A Mistake

Description

Kita tidak tahu siapa yang akan mati terlebih dahulu, kan?

Foreword

Menjadi orang yang di benci oleh orang yang kau sayangi adalah hal yang paling menyakitkan. Dan kau merasakannya, kesakitan itu bahkan seperti menembus hati terdalammu, sakit. Sangat sakit. Kau selalu bilang semuanya akan baik-baik saja, namun sebenarnya kau tahu semuanya tidak pernah berjalan dengan baik-baik saja.

“Menjauhlah dariku. Jangan pernah dekat-dekat denganku lagi.”

Kenapa? Kau bahkan ingin sekali mengucapkan kata itu, namun yang kau lakukan hanya mengangguk mengiyakan, tanpa membantah, tanpa bertanya lebih lanjut lagi. Tidak ada yang bisa kau lakukan, kau pikir dia akan bahagia jika kau menjauh darinya. Maka kau akan melakukannya, meski hatimu menjerit terluka.

“Woooyoung-ssi!” kau menoleh saat seseorang memanggilmu, dia Taecyeon, temanmu di klub seni.

“Nde?” kau tersenyum saat Taecyeon mulai mendekat, tapi sesungguhnya kau sulit melakukan itu setelah kekasihmu memutuskan hubungan kalian beberapa hari yang lalu.

Taecyeon menghela nafas sejenak, lalu memperhatikamu dengan tatapan sendu. Kontan kau bertanya mengenai arti tatapa  itu.

“Wae, Taecyeon-ssi?” tanyamu hati-hati.

“Harusnya kau cerita tentang masalahmu, Wooyoung-ssi,” perkataan itu membuatmu terkesiap. kau sepertinya benar-benar lupa bahwa Taecyeon adalah orang yang mengerti kamu setelah keluarga dan kekasihmu, atau kini kau bisa menyebutnya mantan kekasihmu.

“Mianhae,” bisikmu, tak sanggup menatap pemuda di sampingmu.
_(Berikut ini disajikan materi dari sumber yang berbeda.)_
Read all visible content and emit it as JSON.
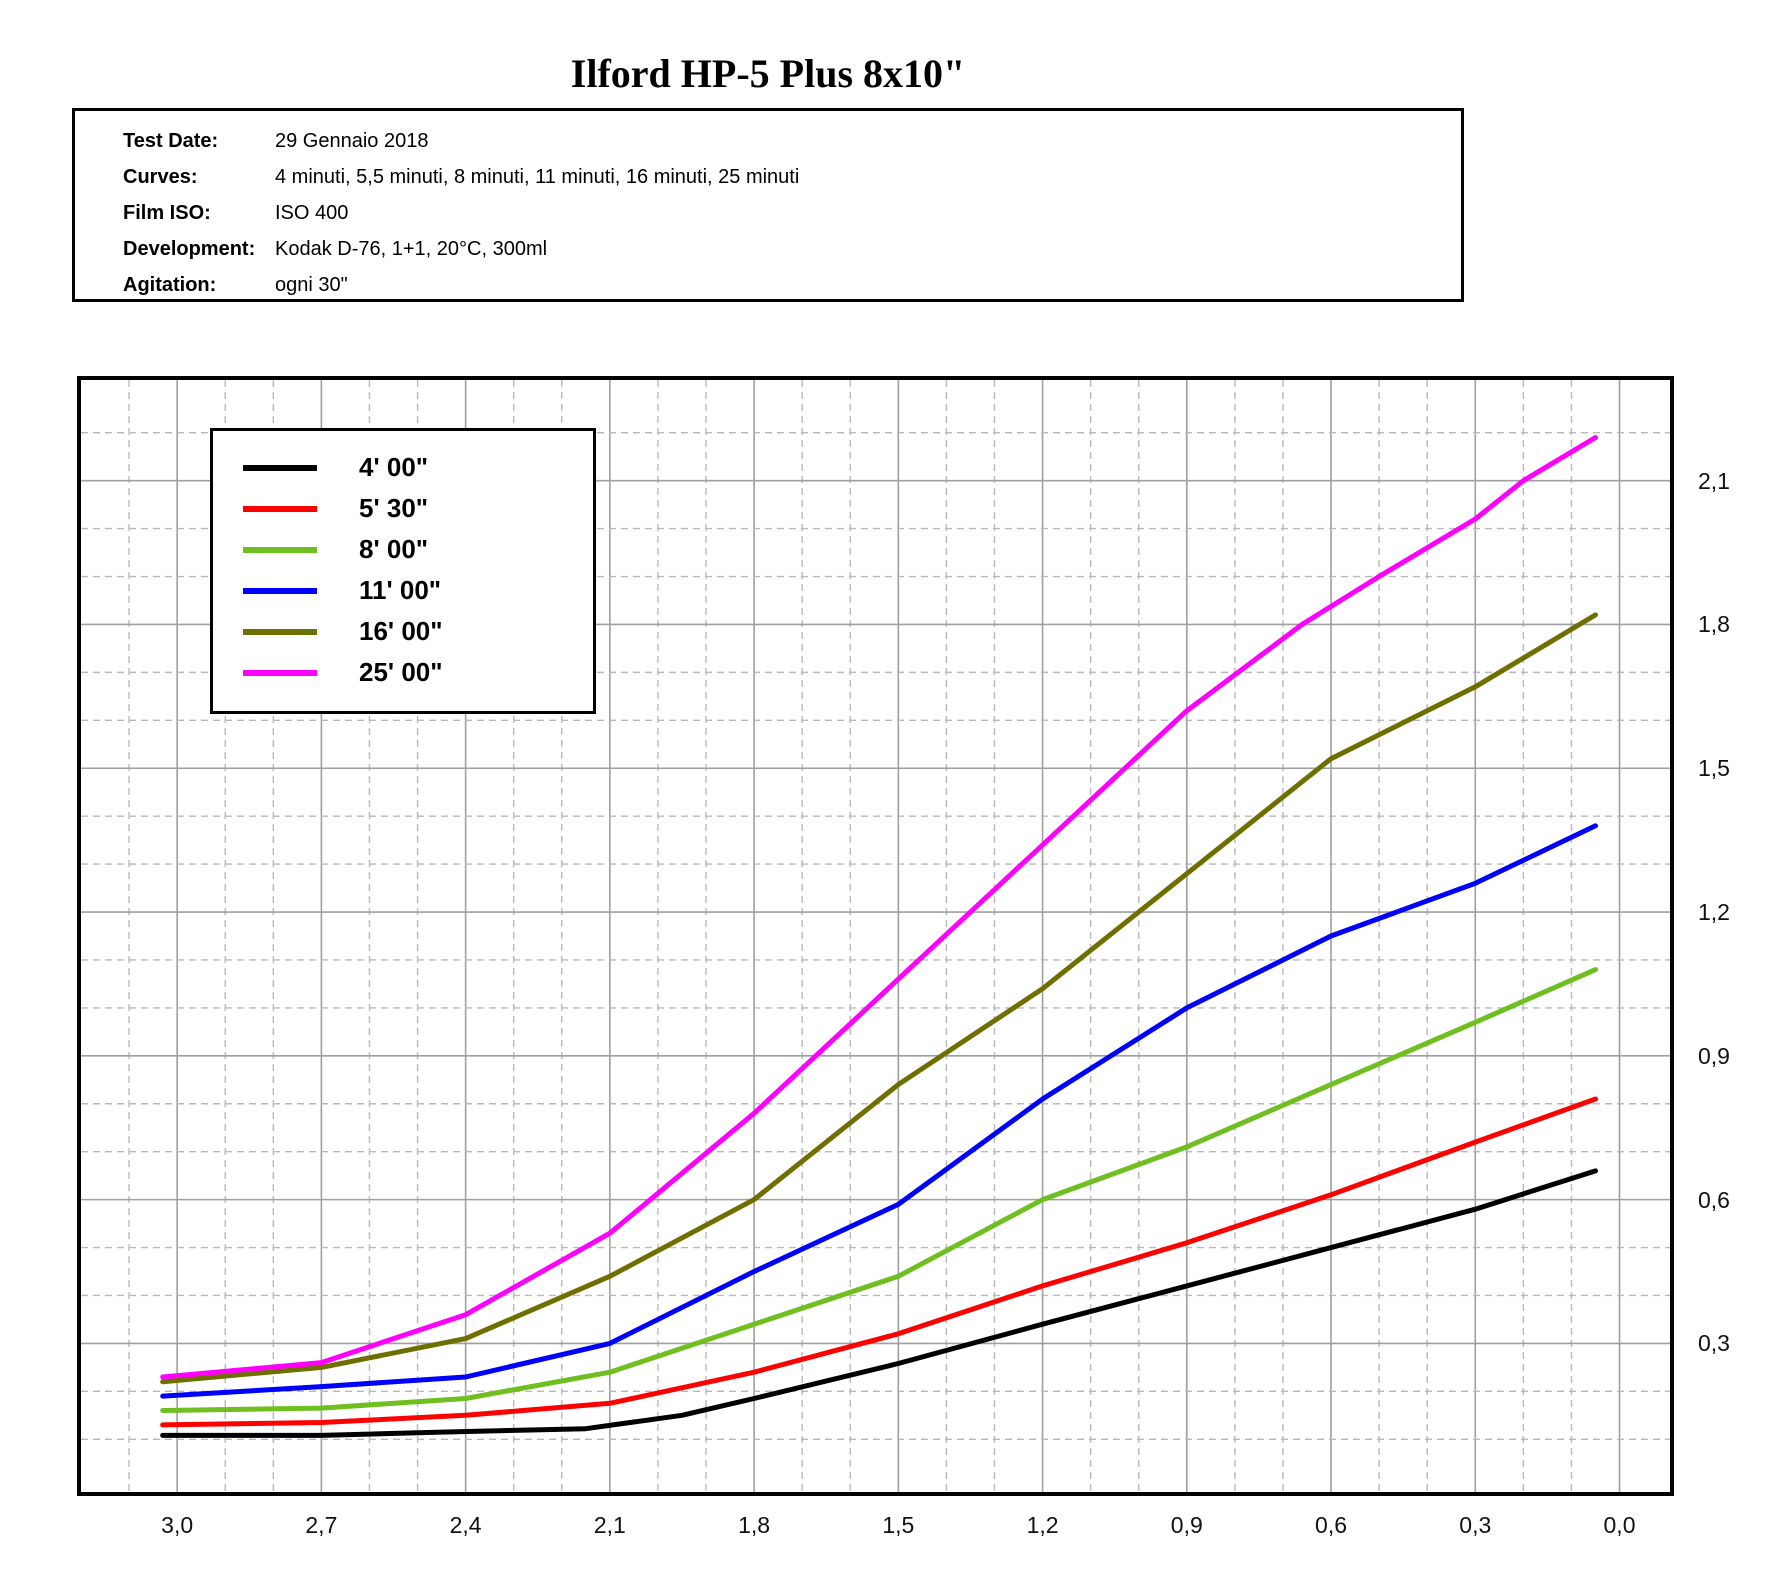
{
  "page": {
    "title": "Ilford HP-5 Plus 8x10\""
  },
  "info": {
    "rows": [
      {
        "label": "Test Date:",
        "value": "29 Gennaio 2018"
      },
      {
        "label": "Curves:",
        "value": "4 minuti, 5,5 minuti, 8 minuti, 11 minuti, 16 minuti, 25 minuti"
      },
      {
        "label": "Film ISO:",
        "value": "ISO 400"
      },
      {
        "label": "Development:",
        "value": "Kodak D-76, 1+1, 20°C, 300ml"
      },
      {
        "label": "Agitation:",
        "value": "ogni 30\""
      }
    ]
  },
  "chart_data": {
    "type": "line",
    "title": "",
    "xlabel": "",
    "ylabel": "",
    "grid": {
      "on": true,
      "minor_step": 0.1,
      "major_step": 0.3,
      "minor_color": "#b9b9b9",
      "major_color": "#9f9f9f"
    },
    "legend_position": "top-left",
    "x_axis": {
      "reversed": true,
      "range_left_to_right": [
        3.2,
        -0.105
      ],
      "tick_values": [
        3.0,
        2.7,
        2.4,
        2.1,
        1.8,
        1.5,
        1.2,
        0.9,
        0.6,
        0.3,
        0.0
      ],
      "tick_labels": [
        "3,0",
        "2,7",
        "2,4",
        "2,1",
        "1,8",
        "1,5",
        "1,2",
        "0,9",
        "0,6",
        "0,3",
        "0,0"
      ]
    },
    "y_axis": {
      "side": "right",
      "range_bottom_to_top": [
        -0.01,
        2.31
      ],
      "tick_values": [
        2.1,
        1.8,
        1.5,
        1.2,
        0.9,
        0.6,
        0.3
      ],
      "tick_labels": [
        "2,1",
        "1,8",
        "1,5",
        "1,2",
        "0,9",
        "0,6",
        "0,3"
      ]
    },
    "series": [
      {
        "id": "curve-4min",
        "name": "4' 00\"",
        "color": "#000000",
        "points": [
          [
            3.03,
            0.108
          ],
          [
            2.7,
            0.108
          ],
          [
            2.45,
            0.115
          ],
          [
            2.15,
            0.122
          ],
          [
            1.95,
            0.15
          ],
          [
            1.8,
            0.185
          ],
          [
            1.5,
            0.258
          ],
          [
            1.2,
            0.34
          ],
          [
            0.9,
            0.42
          ],
          [
            0.6,
            0.5
          ],
          [
            0.3,
            0.58
          ],
          [
            0.05,
            0.66
          ]
        ]
      },
      {
        "id": "curve-5m30",
        "name": "5' 30\"",
        "color": "#ff0000",
        "points": [
          [
            3.03,
            0.13
          ],
          [
            2.7,
            0.135
          ],
          [
            2.4,
            0.15
          ],
          [
            2.1,
            0.175
          ],
          [
            1.8,
            0.24
          ],
          [
            1.5,
            0.32
          ],
          [
            1.2,
            0.42
          ],
          [
            0.9,
            0.51
          ],
          [
            0.6,
            0.61
          ],
          [
            0.3,
            0.72
          ],
          [
            0.05,
            0.81
          ]
        ]
      },
      {
        "id": "curve-8min",
        "name": "8' 00\"",
        "color": "#70bf20",
        "points": [
          [
            3.03,
            0.16
          ],
          [
            2.7,
            0.165
          ],
          [
            2.4,
            0.185
          ],
          [
            2.1,
            0.24
          ],
          [
            1.8,
            0.34
          ],
          [
            1.5,
            0.44
          ],
          [
            1.2,
            0.6
          ],
          [
            0.9,
            0.71
          ],
          [
            0.6,
            0.84
          ],
          [
            0.3,
            0.97
          ],
          [
            0.05,
            1.08
          ]
        ]
      },
      {
        "id": "curve-11min",
        "name": "11' 00\"",
        "color": "#0000ff",
        "points": [
          [
            3.03,
            0.19
          ],
          [
            2.7,
            0.21
          ],
          [
            2.4,
            0.23
          ],
          [
            2.1,
            0.3
          ],
          [
            1.8,
            0.45
          ],
          [
            1.5,
            0.59
          ],
          [
            1.2,
            0.81
          ],
          [
            0.9,
            1.0
          ],
          [
            0.6,
            1.15
          ],
          [
            0.3,
            1.26
          ],
          [
            0.05,
            1.38
          ]
        ]
      },
      {
        "id": "curve-16min",
        "name": "16' 00\"",
        "color": "#6f6f00",
        "points": [
          [
            3.03,
            0.22
          ],
          [
            2.7,
            0.25
          ],
          [
            2.4,
            0.31
          ],
          [
            2.1,
            0.44
          ],
          [
            1.8,
            0.6
          ],
          [
            1.5,
            0.84
          ],
          [
            1.2,
            1.04
          ],
          [
            0.9,
            1.28
          ],
          [
            0.6,
            1.52
          ],
          [
            0.3,
            1.67
          ],
          [
            0.05,
            1.82
          ]
        ]
      },
      {
        "id": "curve-25min",
        "name": "25' 00\"",
        "color": "#ff00ff",
        "points": [
          [
            3.03,
            0.23
          ],
          [
            2.7,
            0.26
          ],
          [
            2.4,
            0.36
          ],
          [
            2.1,
            0.53
          ],
          [
            1.8,
            0.78
          ],
          [
            1.5,
            1.06
          ],
          [
            1.2,
            1.34
          ],
          [
            0.9,
            1.62
          ],
          [
            0.66,
            1.8
          ],
          [
            0.5,
            1.9
          ],
          [
            0.3,
            2.02
          ],
          [
            0.2,
            2.1
          ],
          [
            0.05,
            2.19
          ]
        ]
      }
    ]
  }
}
Kini kau dan dia, Taecyeon, berjalan dalam diam di koridor kampus yang kini terlihat sepi. Kau nampak sulit menceritakan meski kau tahu mungkin Taecyeon sudah tahu masalahmu, dan sepertinya Taecyeon tetap menunggu penjelasanmu sekarang.

“Padahal aku sudah bilang untuk tidak melakukan ini,” akhirnya Taecyeon bersuara saat lama kau tak memberinya satu kata pun.

“Bilang apa? Siapa?” kau bingung dengan apa yang di katakan sahabatmu. Dia menghentikan jalannya.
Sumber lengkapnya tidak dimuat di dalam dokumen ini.